T-Mobile US: Telekom bekommt finale Zustimmung für US-Fusion
Im Zuge der Fusion wird die Marke Sprint verschwinden.
Foto: ReutersDüsseldorf. Die Deutsche Telekom hat für die Reorganisation ihres Geschäftes in den USA die letzte Zustimmung erhalten. Die Aufsichtsbehörde für öffentliche Versorgungsunternehmen in Kalifornien – die California Public Utilities Commission (CPUC) – machte am Donnerstag den Weg für den Zusammenschluss der Telekom-Tochter T-Mobile US mit dem Rivalen Sprint frei.
Damit ist die Milliardenfusion der Nummer drei und der Nummer vier des US-Mobilfunkmarkts final besiegelt. Schon vor zwei Wochen hatten die Unternehmen damit begonnen, ihr Geschäft zusammenzulegen.
Mit dem Zusammenschluss entsteht ein mächtiger Spieler auf dem amerikanischen Mobilfunkmarkt. T-Mobile, wie das fusionierte Unternehmen heißen soll, bringt es auf eine Marktkapitalisierung von rund 110 Milliarden Dollar.
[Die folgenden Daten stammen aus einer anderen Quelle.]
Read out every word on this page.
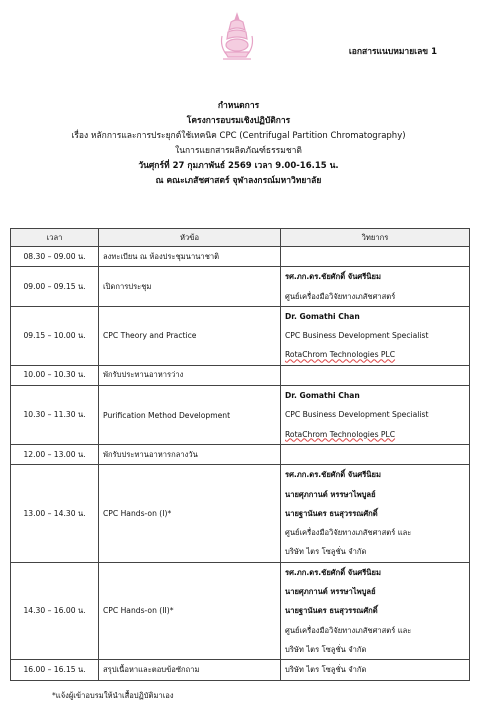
เอกสารแนบหมายเลข 1
กำหนดการ
โครงการอบรมเชิงปฏิบัติการ
เรื่อง หลักการและการประยุกต์ใช้เทคนิค CPC (Centrifugal Partition Chromatography)
ในการแยกสารผลิตภัณฑ์ธรรมชาติ
วันศุกร์ที่ 27 กุมภาพันธ์ 2569 เวลา 9.00-16.15 น.
ณ คณะเภสัชศาสตร์ จุฬาลงกรณ์มหาวิทยาลัย
เวลา	หัวข้อ	วิทยากร
08.30 – 09.00 น.	ลงทะเบียน ณ ห้องประชุมนานาชาติ	

09.00 – 09.15 น.	เปิดการประชุม	รศ.ภก.ดร.ชัยศักดิ์ จันศรีนิยม
ศูนย์เครื่องมือวิจัยทางเภสัชศาสตร์

09.15 – 10.00 น.	CPC Theory and Practice	Dr. Gomathi Chan
CPC Business Development Specialist
RotaChrom Technologies PLC

10.00 – 10.30 น.	พักรับประทานอาหารว่าง	

10.30 – 11.30 น.	Purification Method Development	Dr. Gomathi Chan
CPC Business Development Specialist
RotaChrom Technologies PLC

12.00 – 13.00 น.	พักรับประทานอาหารกลางวัน	

13.00 – 14.30 น.	CPC Hands-on (I)*	รศ.ภก.ดร.ชัยศักดิ์ จันศรีนิยม
นายศุภกานต์ หรรษาไพบูลย์
นายฐานันดร ธนสุวรรณศักดิ์
ศูนย์เครื่องมือวิจัยทางเภสัชศาสตร์ และ
บริษัท ไตร โซลูชั่น จำกัด

14.30 – 16.00 น.	CPC Hands-on (II)*	รศ.ภก.ดร.ชัยศักดิ์ จันศรีนิยม
นายศุภกานต์ หรรษาไพบูลย์
นายฐานันดร ธนสุวรรณศักดิ์
ศูนย์เครื่องมือวิจัยทางเภสัชศาสตร์ และ
บริษัท ไตร โซลูชั่น จำกัด

16.00 – 16.15 น.	สรุปเนื้อหาและตอบข้อซักถาม	บริษัท ไตร โซลูชั่น จำกัด
*แจ้งผู้เข้าอบรมให้นำเสื้อปฏิบัติมาเอง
Ende 2019 hatten die beiden Unternehmen zusammengerechnet 140 Millionen Kunden und einen Umsatz von knapp 80 Milliarden Dollar. Die Telekom rechnet mit Synergien von 43 Milliarden Dollar nach Abzug der Kosten.
Der Dax-Konzern kontrolliert 67 Prozent der Stimmrechte am vereinigten Unternehmen und erhält mit 43 Prozent den größten Anteil am neuen Unternehmen. Der Sprint-Mehrheitseigner Softbank übernimmt 24 Prozent, der Rest geht an freie Aktionäre.
Telekom-Chef Timotheus Höttges sagte zum Abschluss des Deals gegenüber dem Handelsblatt: „Wir können die Nummer eins auf dem Markt werden.“ Die Telekom könne zu den Marktführern AT&T und Verizon aufschließen.